Spitballing here, but how about designing the language in tandem with a ML model for it? I see multiple benefits to that:
First is that current English language models spend an annoyingly large amount of power on reasoning about what specific words mean in context. For “I went to the store” and “I need to store my things”, store is the same token in both, so the network needs to figure out what it actually means. For a constructed language, that task can be made much easier.
English has way too many words to make each of them their own token, so language models preprocess texts by splitting them up into smaller units. For a logical language you can have significantly fewer tokens, and each token can be an unique word with an unique meaning. With the proper morphology you also no longer need to tokenize spaces, which cuts down on the size of the input (and thus complexity).
Language models such as GPT-3 work by spitting out a value for each possible output token, representing the likelihood that it will be the next in sequence. For a half-written sentence in a logical language it will be possible to reliably filter out words that are known to be ungrammatical, which means the model doesn’t have to learn all of that itself.

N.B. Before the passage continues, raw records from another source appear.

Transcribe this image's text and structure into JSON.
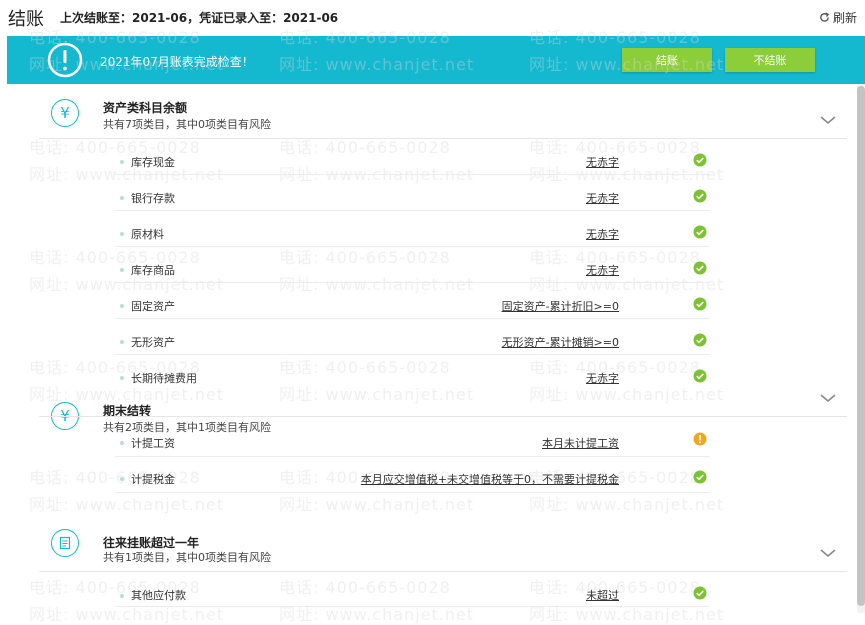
{
  "header": {
    "title": "结账",
    "status": "上次结账至：2021-06，凭证已录入至：2021-06",
    "refresh_label": "刷新"
  },
  "banner": {
    "message": "2021年07月账表完成检查！",
    "close_button": "结账",
    "noclose_button": "不结账"
  },
  "colors": {
    "accent": "#14b8cf",
    "button": "#8ccd3a",
    "ok": "#7cc232",
    "warn": "#f0a81e"
  },
  "sections": [
    {
      "icon": "yen-icon",
      "title": "资产类科目余额",
      "subtitle": "共有7项类目，其中0项类目有风险",
      "rows": [
        {
          "label": "库存现金",
          "result": "无赤字",
          "status": "ok"
        },
        {
          "label": "银行存款",
          "result": "无赤字",
          "status": "ok"
        },
        {
          "label": "原材料",
          "result": "无赤字",
          "status": "ok"
        },
        {
          "label": "库存商品",
          "result": "无赤字",
          "status": "ok"
        },
        {
          "label": "固定资产",
          "result": "固定资产-累计折旧>=0",
          "status": "ok"
        },
        {
          "label": "无形资产",
          "result": "无形资产-累计摊销>=0",
          "status": "ok"
        },
        {
          "label": "长期待摊费用",
          "result": "无赤字",
          "status": "ok"
        }
      ]
    },
    {
      "icon": "transfer-icon",
      "title": "期末结转",
      "subtitle": "共有2项类目，其中1项类目有风险",
      "rows": [
        {
          "label": "计提工资",
          "result": "本月未计提工资",
          "status": "warn"
        },
        {
          "label": "计提税金",
          "result": "本月应交增值税+未交增值税等于0，不需要计提税金",
          "status": "ok"
        }
      ]
    },
    {
      "icon": "ledger-icon",
      "title": "往来挂账超过一年",
      "subtitle": "共有1项类目，其中0项类目有风险",
      "rows": [
        {
          "label": "其他应付款",
          "result": "未超过",
          "status": "ok"
        }
      ]
    }
  ],
  "watermark": {
    "phone": "电话: 400-665-0028",
    "site": "网址: www.chanjet.net"
  }
}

The benefits of doing this would not only be to the ML model. You’d get a tool that’s useful for the language development, too:
Let’s say you want to come up with a lexicon, and you have certain criteria like “two words that mean similar things should not sound similar, so as to make them easy to differentiate while speaking”. Simply inspect the ML model, and see what parts of the network is affected by the two tokens. The more similar that is, presumably the closer they are conceptually. You can then use that distance to programmatically generate the entire lexicon, using whatever criteria you want.
If the language has features to construct sentences that would be complicated for an English-speaker to think, the model might start outputting those. By human-guided use of the model itself for creating a text corpus, it might be possible to converge to interestingly novel and alien thoughts and concepts.

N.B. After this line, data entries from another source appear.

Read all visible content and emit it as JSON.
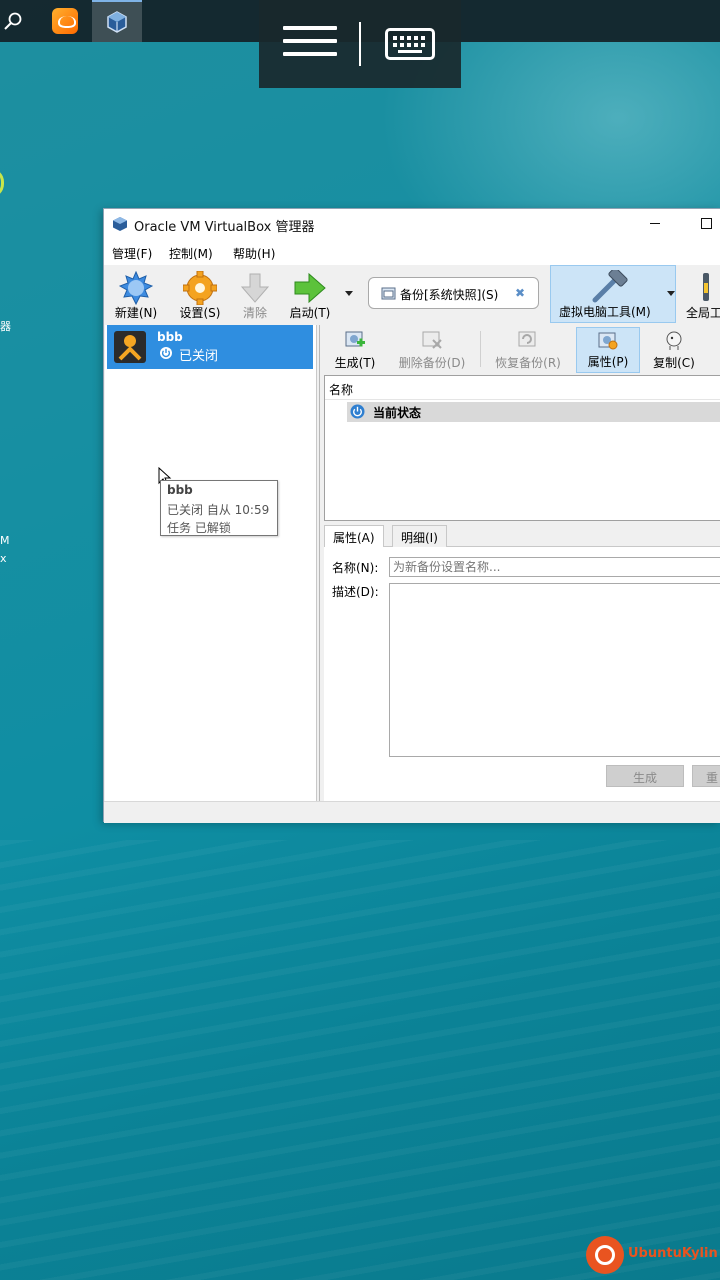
{
  "window": {
    "title": "Oracle VM VirtualBox 管理器"
  },
  "menu": [
    "管理(F)",
    "控制(M)",
    "帮助(H)"
  ],
  "toolbar": {
    "new": "新建(N)",
    "settings": "设置(S)",
    "discard": "清除",
    "start": "启动(T)",
    "snapshot_label": "备份[系统快照](S)",
    "machine_tools": "虚拟电脑工具(M)",
    "global_tools": "全局工"
  },
  "vm": {
    "name": "bbb",
    "state": "已关闭",
    "tooltip": {
      "name": "bbb",
      "line1": "已关闭 自从 10:59",
      "line2": "任务 已解锁"
    }
  },
  "snapshot_toolbar": {
    "take": "生成(T)",
    "delete": "删除备份(D)",
    "restore": "恢复备份(R)",
    "properties": "属性(P)",
    "clone": "复制(C)"
  },
  "snapshot_tree": {
    "header": "名称",
    "current_state": "当前状态"
  },
  "details": {
    "tab_attributes": "属性(A)",
    "tab_information": "明细(I)",
    "name_label": "名称(N):",
    "name_placeholder": "为新备份设置名称...",
    "desc_label": "描述(D):",
    "create_button": "生成",
    "reset_button": "重"
  },
  "desktop": {
    "frag_1": "器",
    "frag_2": "M",
    "frag_3": "x"
  },
  "watermark": "UbuntuKylin",
  "colors": {
    "selection": "#2f8ee0",
    "active_tool": "#cce4f7",
    "watermark": "#e95420"
  }
}
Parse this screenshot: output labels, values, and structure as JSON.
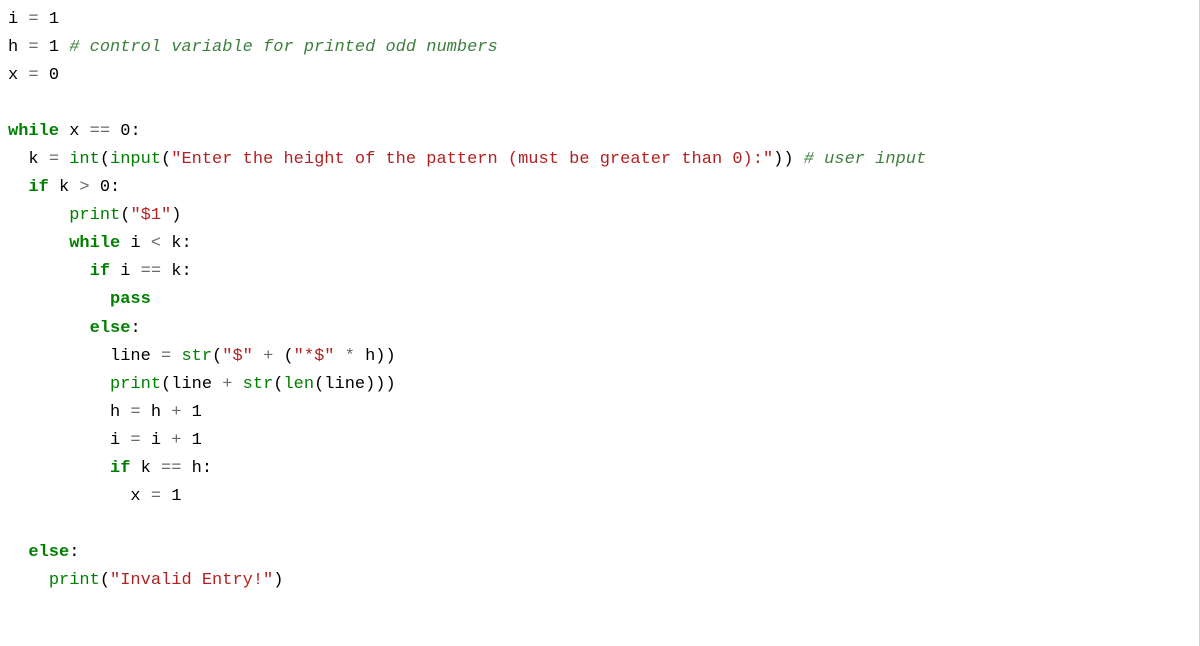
{
  "code": {
    "lines": [
      [
        {
          "t": "i ",
          "c": "tok-default"
        },
        {
          "t": "=",
          "c": "tok-op"
        },
        {
          "t": " ",
          "c": "tok-default"
        },
        {
          "t": "1",
          "c": "tok-number"
        }
      ],
      [
        {
          "t": "h ",
          "c": "tok-default"
        },
        {
          "t": "=",
          "c": "tok-op"
        },
        {
          "t": " ",
          "c": "tok-default"
        },
        {
          "t": "1",
          "c": "tok-number"
        },
        {
          "t": " ",
          "c": "tok-default"
        },
        {
          "t": "# control variable for printed odd numbers",
          "c": "tok-comment"
        }
      ],
      [
        {
          "t": "x ",
          "c": "tok-default"
        },
        {
          "t": "=",
          "c": "tok-op"
        },
        {
          "t": " ",
          "c": "tok-default"
        },
        {
          "t": "0",
          "c": "tok-number"
        }
      ],
      [
        {
          "t": "",
          "c": "tok-default"
        }
      ],
      [
        {
          "t": "while",
          "c": "tok-keyword"
        },
        {
          "t": " x ",
          "c": "tok-default"
        },
        {
          "t": "==",
          "c": "tok-op"
        },
        {
          "t": " ",
          "c": "tok-default"
        },
        {
          "t": "0",
          "c": "tok-number"
        },
        {
          "t": ":",
          "c": "tok-default"
        }
      ],
      [
        {
          "t": "  k ",
          "c": "tok-default"
        },
        {
          "t": "=",
          "c": "tok-op"
        },
        {
          "t": " ",
          "c": "tok-default"
        },
        {
          "t": "int",
          "c": "tok-builtin"
        },
        {
          "t": "(",
          "c": "tok-default"
        },
        {
          "t": "input",
          "c": "tok-builtin"
        },
        {
          "t": "(",
          "c": "tok-default"
        },
        {
          "t": "\"Enter the height of the pattern (must be greater than 0):\"",
          "c": "tok-string"
        },
        {
          "t": ")) ",
          "c": "tok-default"
        },
        {
          "t": "# user input",
          "c": "tok-comment"
        }
      ],
      [
        {
          "t": "  ",
          "c": "tok-default"
        },
        {
          "t": "if",
          "c": "tok-keyword"
        },
        {
          "t": " k ",
          "c": "tok-default"
        },
        {
          "t": ">",
          "c": "tok-op"
        },
        {
          "t": " ",
          "c": "tok-default"
        },
        {
          "t": "0",
          "c": "tok-number"
        },
        {
          "t": ":",
          "c": "tok-default"
        }
      ],
      [
        {
          "t": "      ",
          "c": "tok-default"
        },
        {
          "t": "print",
          "c": "tok-builtin"
        },
        {
          "t": "(",
          "c": "tok-default"
        },
        {
          "t": "\"$1\"",
          "c": "tok-string"
        },
        {
          "t": ")",
          "c": "tok-default"
        }
      ],
      [
        {
          "t": "      ",
          "c": "tok-default"
        },
        {
          "t": "while",
          "c": "tok-keyword"
        },
        {
          "t": " i ",
          "c": "tok-default"
        },
        {
          "t": "<",
          "c": "tok-op"
        },
        {
          "t": " k:",
          "c": "tok-default"
        }
      ],
      [
        {
          "t": "        ",
          "c": "tok-default"
        },
        {
          "t": "if",
          "c": "tok-keyword"
        },
        {
          "t": " i ",
          "c": "tok-default"
        },
        {
          "t": "==",
          "c": "tok-op"
        },
        {
          "t": " k:",
          "c": "tok-default"
        }
      ],
      [
        {
          "t": "          ",
          "c": "tok-default"
        },
        {
          "t": "pass",
          "c": "tok-keyword"
        }
      ],
      [
        {
          "t": "        ",
          "c": "tok-default"
        },
        {
          "t": "else",
          "c": "tok-keyword"
        },
        {
          "t": ":",
          "c": "tok-default"
        }
      ],
      [
        {
          "t": "          line ",
          "c": "tok-default"
        },
        {
          "t": "=",
          "c": "tok-op"
        },
        {
          "t": " ",
          "c": "tok-default"
        },
        {
          "t": "str",
          "c": "tok-builtin"
        },
        {
          "t": "(",
          "c": "tok-default"
        },
        {
          "t": "\"$\"",
          "c": "tok-string"
        },
        {
          "t": " ",
          "c": "tok-default"
        },
        {
          "t": "+",
          "c": "tok-op"
        },
        {
          "t": " (",
          "c": "tok-default"
        },
        {
          "t": "\"*$\"",
          "c": "tok-string"
        },
        {
          "t": " ",
          "c": "tok-default"
        },
        {
          "t": "*",
          "c": "tok-op"
        },
        {
          "t": " h))",
          "c": "tok-default"
        }
      ],
      [
        {
          "t": "          ",
          "c": "tok-default"
        },
        {
          "t": "print",
          "c": "tok-builtin"
        },
        {
          "t": "(line ",
          "c": "tok-default"
        },
        {
          "t": "+",
          "c": "tok-op"
        },
        {
          "t": " ",
          "c": "tok-default"
        },
        {
          "t": "str",
          "c": "tok-builtin"
        },
        {
          "t": "(",
          "c": "tok-default"
        },
        {
          "t": "len",
          "c": "tok-builtin"
        },
        {
          "t": "(line)))",
          "c": "tok-default"
        }
      ],
      [
        {
          "t": "          h ",
          "c": "tok-default"
        },
        {
          "t": "=",
          "c": "tok-op"
        },
        {
          "t": " h ",
          "c": "tok-default"
        },
        {
          "t": "+",
          "c": "tok-op"
        },
        {
          "t": " ",
          "c": "tok-default"
        },
        {
          "t": "1",
          "c": "tok-number"
        }
      ],
      [
        {
          "t": "          i ",
          "c": "tok-default"
        },
        {
          "t": "=",
          "c": "tok-op"
        },
        {
          "t": " i ",
          "c": "tok-default"
        },
        {
          "t": "+",
          "c": "tok-op"
        },
        {
          "t": " ",
          "c": "tok-default"
        },
        {
          "t": "1",
          "c": "tok-number"
        }
      ],
      [
        {
          "t": "          ",
          "c": "tok-default"
        },
        {
          "t": "if",
          "c": "tok-keyword"
        },
        {
          "t": " k ",
          "c": "tok-default"
        },
        {
          "t": "==",
          "c": "tok-op"
        },
        {
          "t": " h:",
          "c": "tok-default"
        }
      ],
      [
        {
          "t": "            x ",
          "c": "tok-default"
        },
        {
          "t": "=",
          "c": "tok-op"
        },
        {
          "t": " ",
          "c": "tok-default"
        },
        {
          "t": "1",
          "c": "tok-number"
        }
      ],
      [
        {
          "t": "",
          "c": "tok-default"
        }
      ],
      [
        {
          "t": "  ",
          "c": "tok-default"
        },
        {
          "t": "else",
          "c": "tok-keyword"
        },
        {
          "t": ":",
          "c": "tok-default"
        }
      ],
      [
        {
          "t": "    ",
          "c": "tok-default"
        },
        {
          "t": "print",
          "c": "tok-builtin"
        },
        {
          "t": "(",
          "c": "tok-default"
        },
        {
          "t": "\"Invalid Entry!\"",
          "c": "tok-string"
        },
        {
          "t": ")",
          "c": "tok-default"
        }
      ]
    ]
  }
}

Typically the input text is pre-processed with a secondary model (such as BERT) which somewhat improves the situation.
Except proper nouns I suppose, those you’d still need to split.

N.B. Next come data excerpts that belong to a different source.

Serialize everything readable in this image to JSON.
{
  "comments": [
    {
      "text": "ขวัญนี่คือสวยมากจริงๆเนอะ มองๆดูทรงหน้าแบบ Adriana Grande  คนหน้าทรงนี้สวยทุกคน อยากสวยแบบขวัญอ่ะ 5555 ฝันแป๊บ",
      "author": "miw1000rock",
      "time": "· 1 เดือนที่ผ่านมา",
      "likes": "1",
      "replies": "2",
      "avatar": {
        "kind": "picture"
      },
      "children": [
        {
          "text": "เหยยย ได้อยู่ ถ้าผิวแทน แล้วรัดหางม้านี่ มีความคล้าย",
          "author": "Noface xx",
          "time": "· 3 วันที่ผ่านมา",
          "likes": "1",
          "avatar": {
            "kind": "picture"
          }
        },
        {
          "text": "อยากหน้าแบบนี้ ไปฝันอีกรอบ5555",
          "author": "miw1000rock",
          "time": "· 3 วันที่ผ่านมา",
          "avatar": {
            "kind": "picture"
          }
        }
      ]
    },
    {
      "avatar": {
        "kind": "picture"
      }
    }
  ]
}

Yeah, x seems the most appropriate candidate. It sufficiently rare in English to not trip people up too much, from a cursory glance at Wikipedia it’s at least used for that purpose in Pirahã, and it even looks like a little pictographic “stop” symbol.
Edit: Oh, apologies, I completely misunderstood the part where “ņ” was actually written with the letter “q”. Nevermind that part!
Phonology should be significantly optimized for aesthetics, as long as the loglangishness doesn’t suffer. The sheer ugliness of Lojban is IMO a big reason why it’s not as popular as it should be. As a second point on the “optimize for popularity” topic, if there’s ever a conflict between ease of pronounceability for English speakers versus any other language, err on the side of English.
Having any character not in the a-z range has two major drawbacks – the first is that it’s going to be really annoying to type for a vast amount of people. Typing “Ņ” with my Swedish keyboard requires me to do the awkward hand movement of pressing AltGr+, then releasing the keys to press Shift-N. I’d rather have it be any other character that’s available.
Secondly, and this applies to the apostrophe too, is that a lot of things that has to do with computers doesn’t deal with those characters very well. Anything with e.g. an apostrophe will be hard to google for, it will often need escaping if it’s inserted in a string, and likely won’t be useable as tokens (e.g. a variable name in programming languages, a browser user-agent, computer usernames...) – and even in the cases where it is usable, it requires ugly hacks to get working (domain names, filenames).